Why not do your own? It does not take that long and you are going to enjoy them so much more. I go to Sam's Club or Costco and for $16-$17 you get a pound of fresh pasturized lump crab that will last months unopened in the refrigerator. That's the key! You are away on a business trip, come home and the crab is right in the refrigerator ready to go. When you have a couple of minutes, you can use any number of recipes from the Internet and make your own. Some are so simple...
I hate filler in a crab cake. Bobby Flay has a wonderful recipe that uses very, very little. My own recipe uses no filler. I just made it up and it works for us. I very, very lightly saute some chopped celery, fresh red pepper, fresh parsley, salt, Bay's seasoning, lemon zest, black pepper and scallions. You want some texture, but still want to slightly cook the mixture. Let it cool and add the crab very lightly so you don't break it up too much. I hold the mixture together with Duke's Mayo. Yes, they will be loose, but they will hold together. I never tried it with an egg...Worried about salmonella.
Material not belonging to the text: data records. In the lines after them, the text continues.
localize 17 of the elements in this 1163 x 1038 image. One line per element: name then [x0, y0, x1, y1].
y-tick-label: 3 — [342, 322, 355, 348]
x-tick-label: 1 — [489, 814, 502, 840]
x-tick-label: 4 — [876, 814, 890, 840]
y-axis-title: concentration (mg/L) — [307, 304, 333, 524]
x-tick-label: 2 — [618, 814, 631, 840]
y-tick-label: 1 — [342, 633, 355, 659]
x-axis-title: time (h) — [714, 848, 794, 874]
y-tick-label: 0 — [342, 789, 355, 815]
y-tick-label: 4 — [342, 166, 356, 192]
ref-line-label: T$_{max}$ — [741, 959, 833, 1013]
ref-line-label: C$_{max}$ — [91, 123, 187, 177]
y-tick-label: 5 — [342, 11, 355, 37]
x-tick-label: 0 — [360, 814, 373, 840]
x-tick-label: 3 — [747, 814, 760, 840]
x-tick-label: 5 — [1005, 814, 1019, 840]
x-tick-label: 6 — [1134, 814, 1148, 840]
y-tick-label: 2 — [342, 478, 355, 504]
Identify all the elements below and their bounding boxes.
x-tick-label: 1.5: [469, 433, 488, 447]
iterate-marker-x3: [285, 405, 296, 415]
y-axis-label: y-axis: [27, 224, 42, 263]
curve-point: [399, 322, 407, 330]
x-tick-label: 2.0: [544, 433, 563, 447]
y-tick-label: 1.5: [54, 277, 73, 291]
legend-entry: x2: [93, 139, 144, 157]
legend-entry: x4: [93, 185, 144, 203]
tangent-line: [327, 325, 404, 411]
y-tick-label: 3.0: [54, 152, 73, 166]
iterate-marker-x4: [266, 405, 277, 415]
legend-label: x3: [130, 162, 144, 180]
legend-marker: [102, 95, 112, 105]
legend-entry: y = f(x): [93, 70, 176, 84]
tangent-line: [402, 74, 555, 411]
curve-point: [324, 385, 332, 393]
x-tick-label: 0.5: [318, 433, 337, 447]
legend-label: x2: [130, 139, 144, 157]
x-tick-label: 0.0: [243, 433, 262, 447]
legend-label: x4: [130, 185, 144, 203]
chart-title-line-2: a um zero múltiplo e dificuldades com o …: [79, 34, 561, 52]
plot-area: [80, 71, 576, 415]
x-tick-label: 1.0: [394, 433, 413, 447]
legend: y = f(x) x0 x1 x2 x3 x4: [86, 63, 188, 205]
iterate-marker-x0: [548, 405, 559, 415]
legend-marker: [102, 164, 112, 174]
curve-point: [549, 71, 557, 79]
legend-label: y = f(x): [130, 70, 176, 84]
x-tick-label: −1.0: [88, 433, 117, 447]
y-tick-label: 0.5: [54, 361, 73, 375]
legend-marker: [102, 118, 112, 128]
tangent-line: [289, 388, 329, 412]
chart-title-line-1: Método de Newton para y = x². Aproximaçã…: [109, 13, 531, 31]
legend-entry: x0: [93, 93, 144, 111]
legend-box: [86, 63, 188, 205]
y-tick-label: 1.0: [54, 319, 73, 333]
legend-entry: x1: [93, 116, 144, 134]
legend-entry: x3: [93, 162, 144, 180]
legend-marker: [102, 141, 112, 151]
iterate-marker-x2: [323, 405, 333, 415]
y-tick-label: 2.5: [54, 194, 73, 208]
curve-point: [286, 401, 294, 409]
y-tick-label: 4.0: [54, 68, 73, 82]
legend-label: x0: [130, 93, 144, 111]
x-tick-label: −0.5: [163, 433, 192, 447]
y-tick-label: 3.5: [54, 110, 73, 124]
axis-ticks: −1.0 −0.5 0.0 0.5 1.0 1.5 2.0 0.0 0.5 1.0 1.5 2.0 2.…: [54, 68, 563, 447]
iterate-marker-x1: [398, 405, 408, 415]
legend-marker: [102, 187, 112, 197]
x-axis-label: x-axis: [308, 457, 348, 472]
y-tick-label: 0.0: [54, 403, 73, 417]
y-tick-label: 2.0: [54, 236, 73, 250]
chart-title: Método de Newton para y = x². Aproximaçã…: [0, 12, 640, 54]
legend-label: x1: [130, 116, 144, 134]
I roll the crab cakes in Panko breadcrumbs. I clarify butter, place it in a oven corning ware, heat the butter (it will not burn) and add the crab cakes. They do not need much baking time. I just do it by sight. No, they will not have that deep pan fried apppearance. I guess you could pan fry them in clarified butter instead of baking them. I never tried them that way..yet
Anyway, I get 8 decent sized crab cakes that can serve 4 people for $16. Of course, you need some sides with that to make a nice full meal. Still, its reasonable and people love crab cakes. You don't need all the ingredients I use. Some recipes have just a few. It's all about the crab anyway. the stuff from Sam's is pretty darn good.